Mick Schumacher reckons “20 years back” he may not have walked away from his Saudi Arabian qualifying crash.
Schumacher suffered a horror crash in Saturday night’s qualifying at the Jeddah circuit.
Mounting the Turn 10 kerb, the Haas driver lost control of his VF-22 and ploughed into the barrier nose-first at over 160mph.
Such was the force of the impact that he bounced off the barrier and had a secondary impact before his car came to a standstill down at Turn 12.
Although he was airlifted to hospital for precautionary checks, Schumacher was unhurt in the crash and was discharged later that same night.
“I feel all right, not too sore either,” he told Sky F1. “It just shows the safety of these cars these days.
“To be able to walk away from this, I think 20 years back from here people wouldn’t have been able to do that. So thank you very much to everyone involved in getting the safety up.”
VB checking on Mick, what a man ❤️🙏 pic.twitter.com/6yFYppgdqg
— F1 Reaction Pictures (@FormulaReaction) March 26, 2022
Schumacher was ruled out of Sunday night’s grand prix, not because of health issues but because of a shortage of parts should Haas suffer another big accident before heading to Melbourne for the Australian GP.
Speaking about his crash, the 23-year-old added: “It’s interesting because most of the time when you have an accident, or you know something is going wrong, the time changes a bit, like it feels a bit slower.
“I saw the wall coming towards me, I knew I could prepare for impact and stuff.
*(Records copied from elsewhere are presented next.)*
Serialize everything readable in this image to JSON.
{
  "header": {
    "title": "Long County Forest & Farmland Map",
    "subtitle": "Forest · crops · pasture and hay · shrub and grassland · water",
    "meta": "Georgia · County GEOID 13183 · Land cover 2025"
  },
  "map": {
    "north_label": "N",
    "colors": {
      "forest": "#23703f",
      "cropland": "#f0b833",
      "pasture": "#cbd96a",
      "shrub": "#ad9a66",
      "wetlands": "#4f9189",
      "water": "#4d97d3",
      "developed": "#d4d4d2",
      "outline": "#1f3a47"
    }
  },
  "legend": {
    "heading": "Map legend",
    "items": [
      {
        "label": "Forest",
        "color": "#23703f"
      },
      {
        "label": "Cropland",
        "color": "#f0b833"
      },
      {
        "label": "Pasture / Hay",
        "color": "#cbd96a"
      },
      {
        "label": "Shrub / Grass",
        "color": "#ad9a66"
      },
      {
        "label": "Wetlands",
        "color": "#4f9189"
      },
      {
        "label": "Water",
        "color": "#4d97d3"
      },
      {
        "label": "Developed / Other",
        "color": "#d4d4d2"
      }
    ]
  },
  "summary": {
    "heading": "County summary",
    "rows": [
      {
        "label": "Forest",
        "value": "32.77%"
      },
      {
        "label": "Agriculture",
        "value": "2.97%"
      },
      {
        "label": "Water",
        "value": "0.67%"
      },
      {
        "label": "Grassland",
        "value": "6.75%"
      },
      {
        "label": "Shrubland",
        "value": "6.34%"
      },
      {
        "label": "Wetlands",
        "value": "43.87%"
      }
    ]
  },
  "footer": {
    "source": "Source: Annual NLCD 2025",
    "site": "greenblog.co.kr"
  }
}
It was unfortunate because I had the car for, to sure, go into Q3 but we’ll have to do it in Melbourne now.”
This year Formula 1 took additional steps to improve the safety of the cars, those said to be responsible for almost half of this year’s 43kg increase in the car’s weight.
But while the cars may be safer, are the circuits?
The Jeddah Corniche Circuit was labelled the “most dangerous” on the calendar by Sergio Perez while Carlos Sainz questioned is it “worth it”.
As for Schumacher, he said of the Saudi circuit: “I think there are things we have to have a look at. I don’t know what will happen in the future but if (we return) we would have to have a serious discussion about it.”
Former F1 driver turned Sky Sports commentator Jenson Button explained that the fact that Schumacher’s accident continued rather than his car coming to a dead stop actually prevented injuries.
“I think last year we all knew it was an unbelievably quick circuit for a street circuit – concrete barriers, which are much harder to hit than tyres,” said the Briton.
“People will probably say ‘why aren’t there tyres where he hit the wall’, but you wouldn’t want that because it would stop the car too quickly, the G-force would be through the roof and it would knock you out very easily.
“You need the concrete barriers, but maybe it’s the angle of the barrier that needs to change. But when you watch that, it’s a split second before he hits the barrier.
“He’s lost control and is immediately into the wall because he hits the brakes, you see the lock-up and it’s just before he hits the wall. It shows how quickly these cars are travelling through that section.”